Задабривание – это вообще универсальный шаманский способ прохода через любых стражей, не исключая и тех, что имеют антропоморфное обличье. Попав в преддверье жилища демонического персонажа, герой сталкивается с проблемой, как пройти все “охранные системы”. Что именно и кому из стражей потребуется преподнести для умилостивления – о том загодя предупреждает внутренний голос, сиречь, волшебный помощник. В описании проникновения героя в Ино, одушевленные и неодушевленные, статичные и подвижные стражи чередуются вперемешку: “Как скоро она подходила ко двору Яги-Бабы и входила в ворота, то они, скрыпя, ее было захлопнули, она подлила в них масла, и они сказали ей: “Спасибо, красная девица!” /…/ девки вскочили и хотели ее бить, она дала им иголочек и булавочек” (Погудка, № 11); “К воротам стала подходить; хотела так пройти – ворота заскрипели; она назад спетилась, пяту вызднула, плошку масла постановила – прошла. Пришла в ограду, гуси да куричи заревели – гороху навалила” (Вятск, № 27); “Во-первых, у двора там колодец будет водой тебя плескать – ты возьми крюк, да с молитвой наложь. К воротам подойдешь, не отворишь – возьми скоромного масла, подмажь ворота, они пропустят. /…/ есть у ней три дочери; будут тебя колоть деревянными иглами, а ты возьми дай им по железной” (Сад, № 16); “потом к воротам подойдешь; ворота заскрипят: “Сойдемся да разойдемся, бабу зажмем /…/”. Ты им в пяту смолки положь, благословясь. /…/ Потом в сени зайдешь, помело заскачет: “Бабу заскачу /…/”. Ты его шелковым поясом перевяжи да в угол поставь. /…/” (Терск, № 52). На героя нападают птицы: “Он взял хлеба каравай и начал имя крошить”, карлики – “давай их потчивать – и хлебом, и мясом”, когда демон лютует на стражу, те в ответ: “А мы от вас ничево не видели, а он нас угостил всем” (Вятск, № 129).

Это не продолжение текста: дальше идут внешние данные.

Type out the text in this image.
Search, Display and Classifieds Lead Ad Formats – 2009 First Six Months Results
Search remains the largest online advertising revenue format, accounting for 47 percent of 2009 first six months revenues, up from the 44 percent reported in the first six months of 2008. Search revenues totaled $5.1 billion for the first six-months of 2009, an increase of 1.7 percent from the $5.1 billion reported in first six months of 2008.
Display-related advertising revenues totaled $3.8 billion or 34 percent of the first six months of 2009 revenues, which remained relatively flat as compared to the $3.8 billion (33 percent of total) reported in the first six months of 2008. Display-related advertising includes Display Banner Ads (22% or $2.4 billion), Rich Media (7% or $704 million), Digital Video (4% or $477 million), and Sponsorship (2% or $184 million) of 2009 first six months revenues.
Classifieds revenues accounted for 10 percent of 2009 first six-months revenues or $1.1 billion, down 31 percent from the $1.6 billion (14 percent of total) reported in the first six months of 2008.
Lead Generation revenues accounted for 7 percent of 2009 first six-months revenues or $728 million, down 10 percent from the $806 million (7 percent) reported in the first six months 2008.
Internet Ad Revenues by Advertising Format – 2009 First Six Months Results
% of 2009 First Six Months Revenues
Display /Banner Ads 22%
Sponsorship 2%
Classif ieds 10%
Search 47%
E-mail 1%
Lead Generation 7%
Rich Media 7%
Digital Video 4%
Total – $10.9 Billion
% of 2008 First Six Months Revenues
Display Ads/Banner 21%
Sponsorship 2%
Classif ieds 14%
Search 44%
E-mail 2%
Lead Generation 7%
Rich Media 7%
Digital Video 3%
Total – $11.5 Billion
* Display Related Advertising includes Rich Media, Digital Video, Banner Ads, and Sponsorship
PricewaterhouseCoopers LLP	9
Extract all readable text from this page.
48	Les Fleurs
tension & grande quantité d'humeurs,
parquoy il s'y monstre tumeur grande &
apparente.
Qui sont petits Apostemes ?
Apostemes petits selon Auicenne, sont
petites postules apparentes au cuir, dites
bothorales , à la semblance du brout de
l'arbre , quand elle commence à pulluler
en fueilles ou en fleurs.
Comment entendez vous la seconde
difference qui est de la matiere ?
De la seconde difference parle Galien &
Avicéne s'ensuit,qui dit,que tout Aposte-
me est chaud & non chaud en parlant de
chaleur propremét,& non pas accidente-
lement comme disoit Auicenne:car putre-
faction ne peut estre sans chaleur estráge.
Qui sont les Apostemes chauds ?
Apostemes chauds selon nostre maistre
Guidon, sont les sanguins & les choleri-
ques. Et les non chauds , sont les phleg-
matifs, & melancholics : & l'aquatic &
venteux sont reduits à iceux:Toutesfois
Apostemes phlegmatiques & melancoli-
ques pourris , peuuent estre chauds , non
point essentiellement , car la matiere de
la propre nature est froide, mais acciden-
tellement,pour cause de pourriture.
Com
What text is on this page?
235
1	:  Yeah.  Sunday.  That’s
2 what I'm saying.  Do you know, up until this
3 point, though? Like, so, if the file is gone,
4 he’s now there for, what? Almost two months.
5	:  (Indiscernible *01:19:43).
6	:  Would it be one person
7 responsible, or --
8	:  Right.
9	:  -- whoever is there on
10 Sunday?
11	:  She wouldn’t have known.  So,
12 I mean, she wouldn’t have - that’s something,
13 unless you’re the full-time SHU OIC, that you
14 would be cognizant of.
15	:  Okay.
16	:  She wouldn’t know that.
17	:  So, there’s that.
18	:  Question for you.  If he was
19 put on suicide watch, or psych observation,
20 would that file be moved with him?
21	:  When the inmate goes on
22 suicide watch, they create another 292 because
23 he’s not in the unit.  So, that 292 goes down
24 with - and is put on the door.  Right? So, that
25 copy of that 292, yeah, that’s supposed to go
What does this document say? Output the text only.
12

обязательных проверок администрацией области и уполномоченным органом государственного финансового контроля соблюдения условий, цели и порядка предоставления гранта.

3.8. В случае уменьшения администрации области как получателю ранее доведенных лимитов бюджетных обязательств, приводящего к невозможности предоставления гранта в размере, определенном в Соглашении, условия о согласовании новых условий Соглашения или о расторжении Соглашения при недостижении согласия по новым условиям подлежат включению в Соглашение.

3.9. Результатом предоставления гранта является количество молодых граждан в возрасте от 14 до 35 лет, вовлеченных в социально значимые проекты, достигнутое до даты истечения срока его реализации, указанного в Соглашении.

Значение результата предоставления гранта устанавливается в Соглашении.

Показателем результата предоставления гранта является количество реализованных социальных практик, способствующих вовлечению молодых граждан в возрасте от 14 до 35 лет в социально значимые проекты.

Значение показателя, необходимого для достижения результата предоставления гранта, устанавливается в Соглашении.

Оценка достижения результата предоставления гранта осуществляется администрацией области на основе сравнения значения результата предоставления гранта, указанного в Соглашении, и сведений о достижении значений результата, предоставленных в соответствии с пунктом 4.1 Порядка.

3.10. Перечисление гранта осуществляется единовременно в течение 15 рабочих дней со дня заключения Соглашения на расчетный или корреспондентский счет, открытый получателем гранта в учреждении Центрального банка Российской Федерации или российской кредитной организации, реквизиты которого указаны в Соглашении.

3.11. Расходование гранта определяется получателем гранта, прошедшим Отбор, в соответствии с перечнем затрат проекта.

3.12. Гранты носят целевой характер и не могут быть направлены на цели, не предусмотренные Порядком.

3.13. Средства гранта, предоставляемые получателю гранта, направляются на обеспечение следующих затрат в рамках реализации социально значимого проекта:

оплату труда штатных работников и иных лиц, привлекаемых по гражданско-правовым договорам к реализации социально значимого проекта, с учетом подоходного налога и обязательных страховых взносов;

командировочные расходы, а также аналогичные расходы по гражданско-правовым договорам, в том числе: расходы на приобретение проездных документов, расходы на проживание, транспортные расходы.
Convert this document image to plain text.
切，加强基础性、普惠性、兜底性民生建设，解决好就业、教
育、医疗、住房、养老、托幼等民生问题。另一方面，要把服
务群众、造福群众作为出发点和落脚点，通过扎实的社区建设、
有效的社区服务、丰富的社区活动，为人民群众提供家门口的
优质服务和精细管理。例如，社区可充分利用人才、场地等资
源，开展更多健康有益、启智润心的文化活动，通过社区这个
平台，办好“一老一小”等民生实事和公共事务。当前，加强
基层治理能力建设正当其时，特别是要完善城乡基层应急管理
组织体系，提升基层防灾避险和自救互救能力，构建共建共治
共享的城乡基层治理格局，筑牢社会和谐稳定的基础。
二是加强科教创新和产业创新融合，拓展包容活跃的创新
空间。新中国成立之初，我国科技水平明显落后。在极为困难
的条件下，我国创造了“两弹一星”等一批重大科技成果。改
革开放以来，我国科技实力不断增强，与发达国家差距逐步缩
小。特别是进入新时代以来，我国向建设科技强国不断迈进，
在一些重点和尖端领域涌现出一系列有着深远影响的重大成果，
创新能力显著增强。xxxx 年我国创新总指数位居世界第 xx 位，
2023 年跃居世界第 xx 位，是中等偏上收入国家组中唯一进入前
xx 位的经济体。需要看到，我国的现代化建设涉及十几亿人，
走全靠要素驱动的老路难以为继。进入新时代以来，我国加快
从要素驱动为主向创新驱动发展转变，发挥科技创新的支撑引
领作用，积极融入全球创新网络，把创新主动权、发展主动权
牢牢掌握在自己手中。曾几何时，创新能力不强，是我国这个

Если вы заметили, были мимоходом упомянуты птицы-стражи – “гуси да куричи”. Ближайшая им параллель – стимфалийские птицы, с медными крыльями, когтями и клювами. Третий подвиг Геракла. Духовные стихи о Егории, одну из застав на его пути, описывают следующим образом:
Приежжаёт Егорей ко второй заставы жидовськое,
Тут сидит как ведь да Вострогор-птиця.
А хватат, имат да все живком людей
(Озар, с. 101).
Егорий отсылает ее “на синё морё”, почти как в заговорах на изгнание болезни. Никаких кормежек. Ну а Геракл поступил еще радикальней.
Список источников:
Сказки:
Азад – Ленские причитания. // Азадовский М. К. Восточносибирские сказки. – СПб., 2006.
Азад 1 – Азадовский М. К. Сказки Верхнеленского края. Часть первая. // Азадовский М. К. Восточносибирские сказки. – СПб., 2006.
Азад 2 – Азадовский М. К. Сказки Верхнеленского края. Часть вторая. // Азадовский М. К. Восточносибирские сказки. – СПб., 2006.
Азад 3 - Азадовский М. К. Сказки из разных мест Сибири. // Азадовский М. К. Восточносибирские сказки. – СПб., 2006.
Арзамас – Сказки: В двух книгах. Народная поэзия Арзамасского края. – Арзамас: АГПИ, 2002.
Асламов – Сказки Дмитрия Асламова. – Иркутск, 1991.
Аф – Народные русские сказки А. Н. Афанасьева. В 3 томах. – М., 1957.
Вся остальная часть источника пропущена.